Reducing, preventing medical device-related infection

Microbiologists at Trinity College Dublin discover how to prevent bacteria from growing on medical devices, such as hip replacements and heart valves.


Medical devices used to prevent and treat illness and disease can be compromised when an accumulation of bacteria – biofilms – attach to the device surface after implantation. Communities of these bacteria – staphylococci – growing on catheters, heart valves, and artificial joints avoid being killed by antibiotics and the human immune system, typically requiring removal and replacement of the medical device. Each incident of biofilm infection can cost more than $50,000 to healthcare systems.

The research team led by Dr Joan Geoghegan, assistant professor of microbiology at Trinity's School of Genetics and Microbiology is studying new ways to prevent medical device-related infection. A recent breakthrough published in the Proceedings of the National Academy of Sciences shows that it is possible to prevent communities of staphylococci from forming by targeting the linkages that hold the bacteria together.

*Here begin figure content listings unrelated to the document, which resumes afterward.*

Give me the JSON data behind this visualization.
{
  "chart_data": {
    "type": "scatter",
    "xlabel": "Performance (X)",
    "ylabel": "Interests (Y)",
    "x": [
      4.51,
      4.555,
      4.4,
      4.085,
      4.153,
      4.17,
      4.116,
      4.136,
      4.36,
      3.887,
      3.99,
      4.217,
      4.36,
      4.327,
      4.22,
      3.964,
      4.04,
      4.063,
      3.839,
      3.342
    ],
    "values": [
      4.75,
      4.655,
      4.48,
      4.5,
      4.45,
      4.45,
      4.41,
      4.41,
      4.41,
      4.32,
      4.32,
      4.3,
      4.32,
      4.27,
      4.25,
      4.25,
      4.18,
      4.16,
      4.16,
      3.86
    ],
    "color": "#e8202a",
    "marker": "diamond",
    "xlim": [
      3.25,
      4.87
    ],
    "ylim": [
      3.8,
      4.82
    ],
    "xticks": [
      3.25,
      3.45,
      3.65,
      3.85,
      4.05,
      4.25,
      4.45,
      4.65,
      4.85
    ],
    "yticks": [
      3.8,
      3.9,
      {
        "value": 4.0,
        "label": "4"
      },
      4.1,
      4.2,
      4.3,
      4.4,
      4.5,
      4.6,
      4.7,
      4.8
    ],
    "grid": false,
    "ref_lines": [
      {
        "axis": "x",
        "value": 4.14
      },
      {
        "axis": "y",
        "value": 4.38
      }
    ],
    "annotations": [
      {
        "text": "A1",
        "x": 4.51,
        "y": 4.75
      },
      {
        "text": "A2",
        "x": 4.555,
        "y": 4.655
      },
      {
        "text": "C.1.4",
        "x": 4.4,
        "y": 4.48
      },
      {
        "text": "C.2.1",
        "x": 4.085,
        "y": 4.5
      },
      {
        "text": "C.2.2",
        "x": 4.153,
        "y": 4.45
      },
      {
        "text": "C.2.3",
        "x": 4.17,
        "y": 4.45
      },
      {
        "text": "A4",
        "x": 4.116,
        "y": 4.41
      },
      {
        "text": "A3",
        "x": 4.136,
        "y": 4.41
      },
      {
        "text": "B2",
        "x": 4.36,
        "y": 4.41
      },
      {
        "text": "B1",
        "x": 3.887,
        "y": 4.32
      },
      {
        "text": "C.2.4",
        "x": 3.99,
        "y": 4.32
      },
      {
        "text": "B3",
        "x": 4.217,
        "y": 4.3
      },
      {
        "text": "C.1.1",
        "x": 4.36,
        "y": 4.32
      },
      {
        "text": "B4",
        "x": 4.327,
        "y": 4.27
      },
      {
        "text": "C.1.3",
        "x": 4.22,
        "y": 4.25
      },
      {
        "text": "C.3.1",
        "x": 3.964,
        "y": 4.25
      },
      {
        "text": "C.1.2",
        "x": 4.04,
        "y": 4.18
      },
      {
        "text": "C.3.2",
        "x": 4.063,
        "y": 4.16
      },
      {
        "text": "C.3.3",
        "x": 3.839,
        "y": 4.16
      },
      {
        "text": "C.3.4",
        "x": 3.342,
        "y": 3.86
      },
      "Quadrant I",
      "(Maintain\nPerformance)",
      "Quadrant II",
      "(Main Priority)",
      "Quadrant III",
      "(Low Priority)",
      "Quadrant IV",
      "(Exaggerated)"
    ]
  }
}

In collaboration with atomic force microscopy expert Professor Yves Dufrêne and his team at the Université Catholique de Louvain, Leanne Hays, PhD student in Trinity's Department of Microbiology, has found that it is possible to stop bacteria from attaching to surfaces and to each other using a small blocking molecule. The target of the molecule was a protein attached to the surface of the bacteria called SdrC. In laboratory experiments, the blocking molecule prevented the SdrC protein from recognizing other bacteria and stopped the staphylococci from growing as biofilm communities.

“These new findings show that it is possible to stop bacteria from building communities using molecules that specifically target proteins attached to the surface of the bacteria. This exciting breakthrough will inform the design of new, targeted approaches to prevent biofilm formation by staphylococci and reduce the incidence of medical device-related infection,” Geoghegan says.